Offices, too, are trying to make their outdoor spaces cozier. At Industry City, a sprawling office, retail and industrial complex on the Brooklyn waterfront, its owners Jamestown and Belvedere Capital Real Estate Partners have spent $1 million on heaters and tents, purchased this summer, to encourage tenants to socialize in the alleys between the development’s repurposed brick buildings. About 70 heaters are now installed, including an electric version in an existing yurt, said Kathe Chase, Industry City’s director of leasing.
Of the 8,500 employees who worked in the complex before the pandemic, 50 percent still regularly show up for work, Ms. Chase said. At the same time, 500,000 square feet, or 12 percent of the complex, have leased since March, she added.

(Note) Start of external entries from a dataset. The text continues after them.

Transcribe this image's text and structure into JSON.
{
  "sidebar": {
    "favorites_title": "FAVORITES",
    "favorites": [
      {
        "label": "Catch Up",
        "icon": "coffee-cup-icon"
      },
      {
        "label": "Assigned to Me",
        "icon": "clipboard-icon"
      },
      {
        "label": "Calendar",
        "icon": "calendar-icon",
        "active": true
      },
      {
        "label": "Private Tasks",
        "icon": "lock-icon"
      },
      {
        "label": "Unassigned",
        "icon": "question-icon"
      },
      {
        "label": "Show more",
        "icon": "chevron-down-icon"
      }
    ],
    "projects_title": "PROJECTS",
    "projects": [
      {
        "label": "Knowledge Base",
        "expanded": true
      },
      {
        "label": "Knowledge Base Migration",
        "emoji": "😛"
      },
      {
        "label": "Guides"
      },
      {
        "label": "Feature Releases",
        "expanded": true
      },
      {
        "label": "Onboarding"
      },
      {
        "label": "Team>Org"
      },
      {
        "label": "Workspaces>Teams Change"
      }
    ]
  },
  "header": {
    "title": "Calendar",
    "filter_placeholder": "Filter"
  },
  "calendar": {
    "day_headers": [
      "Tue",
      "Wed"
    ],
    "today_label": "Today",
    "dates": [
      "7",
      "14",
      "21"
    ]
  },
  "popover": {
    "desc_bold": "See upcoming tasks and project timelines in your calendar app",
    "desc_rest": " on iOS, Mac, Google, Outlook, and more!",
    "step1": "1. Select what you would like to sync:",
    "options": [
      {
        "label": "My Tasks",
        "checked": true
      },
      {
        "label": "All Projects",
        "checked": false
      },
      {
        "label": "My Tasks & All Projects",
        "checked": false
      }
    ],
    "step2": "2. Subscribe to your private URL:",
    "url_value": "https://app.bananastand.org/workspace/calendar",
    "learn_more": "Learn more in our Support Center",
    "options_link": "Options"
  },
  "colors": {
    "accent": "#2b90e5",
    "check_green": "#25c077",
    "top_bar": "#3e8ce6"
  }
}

“Nobody has a crystal ball about what will happen,” Ms. Chase said. “But this is not just a Covid fix. We think people will live differently after this.”
But not every business can heat outdoor spaces, and some are turning to rudimentary alternatives.
Tishman Speyer, a national office landlord, is not permitted to place heaters on some high-floor terraces of its Rockefeller Center, over concerns that wind could send them flying. Portable heaters also can’t be positioned too close to walls, said Thais Galli, a Tishman managing director.
But many of the employees who do come into the office — about 15 percent of pre-pandemic totals — prefer to hold meetings on the terraces, so wind-blocking options, like Plexiglass screens, rows of evergreens and plastic igloos, are now under consideration, Ms. Galli said.
At One Federal Street, a Tishman high-rise in Boston, the landlord hands out complimentary single-use fleece blankets and wool hats for those who want to grab a breath of fresh air on the lawn-lined ninth-floor terrace, where most heaters are also verboten.
“It’s a real work in progress,” Ms. Galli said.